La démission d’Alex Wilmot-Sitwell de Bank of America en mars 2018 est emblématique. Six mois à peine après avoir été nommé président de la zone Europe, Moyen-Orient et Afrique (EMEA) de BofA, celui-ci justifie son départ par le fait qu’il n’était pas satisfait de la stratégie de la banque visant à transférer du personnel vers l’Europe, et qu’il se sentait marginalisé par la promotion de Bruce Thompson à la tête de la division britannique hors UE.

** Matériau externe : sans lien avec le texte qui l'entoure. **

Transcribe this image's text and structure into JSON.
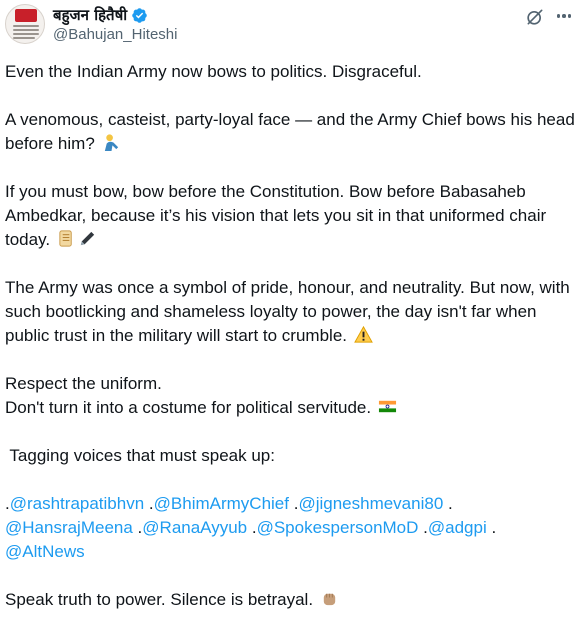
{
  "author": {
    "display_name": "बहुजन हितैषी",
    "handle": "@Bahujan_Hiteshi",
    "avatar_icon": "profile-avatar",
    "verified_icon": "verified-badge-icon",
    "verified_color": "#1d9bf0"
  },
  "actions": {
    "grok_icon": "grok-icon",
    "more_icon": "more-options-icon"
  },
  "tweet": {
    "line1": "Even the Indian Army now bows to politics. Disgraceful.",
    "line2": "A venomous, casteist, party-loyal face — and the Army Chief bows his head before him?",
    "line3": "If you must bow, bow before the Constitution. Bow before Babasaheb Ambedkar, because it’s his vision that lets you sit in that uniformed chair today.",
    "line4": "The Army was once a symbol of pride, honour, and neutrality. But now, with such bootlicking and shameless loyalty to power, the day isn't far when public trust in the military will start to crumble.",
    "line5a": "Respect the uniform.",
    "line5b": "Don't turn it into a costume for political servitude.",
    "line6": " Tagging voices that must speak up:",
    "mentions": [
      "@rashtrapatibhvn",
      "@BhimArmyChief",
      "@jigneshmevani80",
      "@HansrajMeena",
      "@RanaAyyub",
      "@SpokespersonMoD",
      "@adgpi",
      "@AltNews"
    ],
    "line8": "Speak truth to power. Silence is betrayal.",
    "emojis": [
      "person-bowing-emoji",
      "scroll-emoji",
      "pen-emoji",
      "warning-emoji",
      "india-flag-emoji",
      "raised-fist-emoji"
    ]
  },
  "colors": {
    "text": "#0f1419",
    "secondary": "#536471",
    "link": "#1d9bf0"
  }
}
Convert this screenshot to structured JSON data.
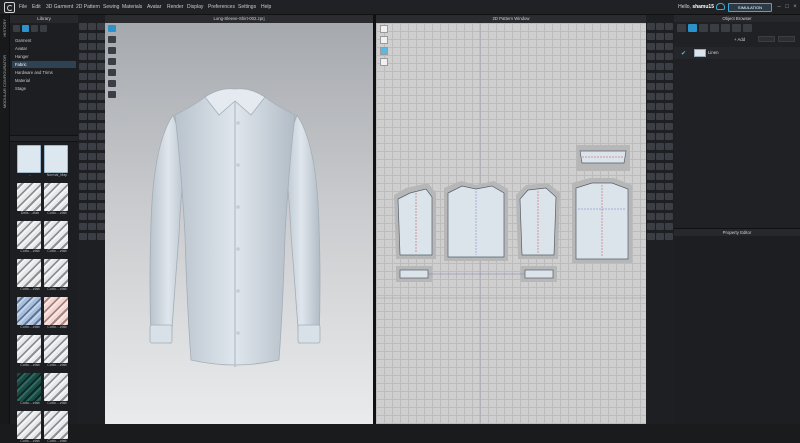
{
  "menu": {
    "items": [
      "File",
      "Edit",
      "3D Garment",
      "2D Pattern",
      "Sewing",
      "Materials",
      "Avatar",
      "Render",
      "Display",
      "Preferences",
      "Settings",
      "Help"
    ],
    "greeting": "Hello, ",
    "username": "shamu15",
    "mode_button": "SIMULATION"
  },
  "left_strip": {
    "history": "HISTORY",
    "modular": "MODULAR CONFIGURATOR"
  },
  "library": {
    "title": "Library",
    "items": [
      "Garment",
      "Avatar",
      "Hanger",
      "Fabric",
      "Hardware and Trims",
      "Material",
      "Stage"
    ],
    "selected": "Fabric",
    "thumbnails": [
      {
        "label": "..",
        "kind": "folder"
      },
      {
        "label": "Normal_Map",
        "kind": "folder"
      },
      {
        "label": "Defa....zfab",
        "kind": "white"
      },
      {
        "label": "Cotto....zfab",
        "kind": "white"
      },
      {
        "label": "Cotto....zfab",
        "kind": "white"
      },
      {
        "label": "Cotto....zfab",
        "kind": "white"
      },
      {
        "label": "Cotto....zfab",
        "kind": "white"
      },
      {
        "label": "Cotto....zfab",
        "kind": "white"
      },
      {
        "label": "Cotto....zfab",
        "kind": "blue"
      },
      {
        "label": "Cotto....zfab",
        "kind": "pink"
      },
      {
        "label": "Cotto....zfab",
        "kind": "white"
      },
      {
        "label": "Cotto....zfab",
        "kind": "white"
      },
      {
        "label": "Cotto....zfab",
        "kind": "green"
      },
      {
        "label": "Cotto....zfab",
        "kind": "white"
      },
      {
        "label": "Cotto....zfab",
        "kind": "white"
      },
      {
        "label": "Cotto....zfab",
        "kind": "white"
      }
    ]
  },
  "view3d": {
    "title": "Long-Sleeve-Shirt-002.zprj"
  },
  "view2d": {
    "title": "2D Pattern Window"
  },
  "object_browser": {
    "title": "Object Browser",
    "add_label": "+ Add",
    "fabric_name": "Linen"
  },
  "property_editor": {
    "title": "Property Editor"
  },
  "colors": {
    "accent": "#2b93c9",
    "shirt": "#dbe3eb",
    "pattern_bg": "#cfcfcf"
  }
}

Et il est loin d’être le seul banquier pour qui le Brexit se révèle être un maelstrom politique. Tandis que les banques se préparent à transférer des équipes de Londres (principalement) vers Paris ou Francfort, des sources relèvent que le Brexit a déclenché une vague de politisation sans précédent au sein des banques, des cadres seniors se faisant concurrence pour établir de nouveaux centres de pouvoir. Gagnants et perdants redessineront ainsi les contours du futur secteur bancaire européen.
Bank of America en est un bel exemple. En juin, la banque américaine a annoncé son intention de transférer trois cadres dirigeants à Paris, dont Othmane Kabbaj, ancien responsable EMEA et pays émergents des ventes FICC, nommé responsable UE vente FICC. Des observateurs de chez BofA indiquent que les proches de Kabbaj sont désireux de déménager avec lui afin de préparer leur carrière pour l’avenir. « Le message implicite est que si vous déménagez avec votre patron, le fait qu’il doive pourvoir un certain nombre de postes dans le bureau parisien pourra faire bondir votre carrière », observe l’un d’eux.
Il en irait de même pour l’entourage de Sanaz Zaimi, la responsable mondiale des ventes FICC chez BofA, qui a également déménagé à Paris en juin : les professionnels des marchés londoniens qui la rejoignent s’attendent à ce qu’elle s’en souvienne le moment venu et qu’ils soient récompensés après le Brexit.
Partir… ou rester ?
Cependant, le déplacement de banquiers seniors à Paris crée également des opportunités pour ceux qui restent, en particulier s’ils ont été marginalisés par les nouveaux bureaux en Europe qui ont fleuri avec le Brexit. Chez BofA, des sources révèlent que des gens comme Diego Parascandalo, responsable EMEA de la structuration FICC, qui devait s’installer à Paris mais ne l’a pas fait (en partie parce qu’il ne parle pas français), pourraient voir leur rôle renforcé à Londres.
De même, Bernard Mensah, qui depuis Londres a succédé à Wilmott-Sitwell en tant que président des activités européennes et co-responsable mondial du trading FICC, serait considéré en interne comme un contrepoids au pouvoir de Sanaz Zaimi et Vanessa Holtz (la nouvelle responsable UE du trading FICC) basées à Paris.
« Beaucoup de gens ici pensent que les déménagements à Paris ne sont que le projet vaniteux de quelques managers », déclare une source interne de BofA. « Les gens sont réticents à l’idée de déménager car les coûts sont déjà élevés dans les activités européennes et il n’est pas encore évident que ces nouveaux grands bureaux en Europe soient nécessaires ».
BofA n’a pas souhaité commenter ces allégations, mais un chasseur de têtes a indiqué qu’elle n’était pas la seule banque où des problèmes politiques liés au Brexit causaient des problèmes. « Les choses se passent exactement de la même manière chez Goldman Sachs, Citi et J.P. Morgan », a-t-il déclaré sous couvert d’anonymat. « Le Brexit est devenu un enjeu politique majeur : les managers se positionnent pour bénéficier des retombées, et n’h’ésitent pas à jauger l’envie qu’ont leurs équipes à s’installer en Europe ». Quitte à partir, autant ne pas partir tout seul.